We Care incurred a fair amount of criticism recently for making a big purchase, but the nonprofit’s board president is defending the organization.
The We Care board took some flak last month after the organization purchased the former Aldi building on S.R. 931. Some said the organization could have used the money for better purposes, and others decried the move as against the organization’s founding principles.
Brian Bronson, the son of We Care founder Dick Bronson, took issue with the wording of a press release issued to announce the purchase of the former Aldi, which claimed the move was a “longtime dream” of the organization’s founders.
“My father, Dick Bronson, most certainly did not have a dream about owning a building for We Care. He will literally roll over in his grave at the assumption that this is one of his dreams. He was for and only for distributing money to our local charities to help the needy all year round,” said Bronson in a comment on social media that has since been deleted.
Similarly, We Care’s website claims “The We Care Hope Fund will invest all donations, gifts, bequests, and memorials in trust until such time as the We Care Telethon should cease to exist.”
Rebecca Varnell, We Care’s board president, said the organization’s founding principles still hold true and that only the organization’s “profits” were used to purchase the building. Dollars donated to the organization for designated purposes were only ever used for those purposes, she said.
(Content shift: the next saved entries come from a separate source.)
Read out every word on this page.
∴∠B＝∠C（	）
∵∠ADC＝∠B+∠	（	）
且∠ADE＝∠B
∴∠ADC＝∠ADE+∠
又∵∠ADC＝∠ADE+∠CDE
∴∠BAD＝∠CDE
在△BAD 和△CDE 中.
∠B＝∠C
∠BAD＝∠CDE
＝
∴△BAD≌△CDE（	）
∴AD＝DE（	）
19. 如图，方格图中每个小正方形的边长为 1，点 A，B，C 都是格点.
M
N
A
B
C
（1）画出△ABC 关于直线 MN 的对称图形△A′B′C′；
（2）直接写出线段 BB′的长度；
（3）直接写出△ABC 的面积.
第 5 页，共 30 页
“That Aldi building was only purchased by any funds we made off of any designated dollars,” said Varnell. “Every time someone gives you a dollar and tells you they want to use it for this or this, you by law have to do that. So if someone gives me money and it’s for the trust fund, it has to go toward the trust fund. It can’t be put to go to any of the agencies. It can’t be used for any other thing but that. That’s been honored throughout. Now any monies made off of investments, which are dollars that are given to us, we take a portion of those dollars, we invest them to grow this, which was part of the reason we have a trust fund. Well, it’s not a trust; it’s a fund. The reason we have the Hope fund was to make money off of the money that people were putting in. So we’ve made money. We’ve not touched it. That’s why it’s growing to the large amount that it’s at.”
She hopes, in the long run, the building’s maintenance and utilities would be covered completely by either interest on the fund or local businesses that have pledged to assist the nonprofit. The building also would be used by other nonprofits throughout the course of the year, she said. Varnell also said We Care’s options for other events would be expanded by the purchase of the building.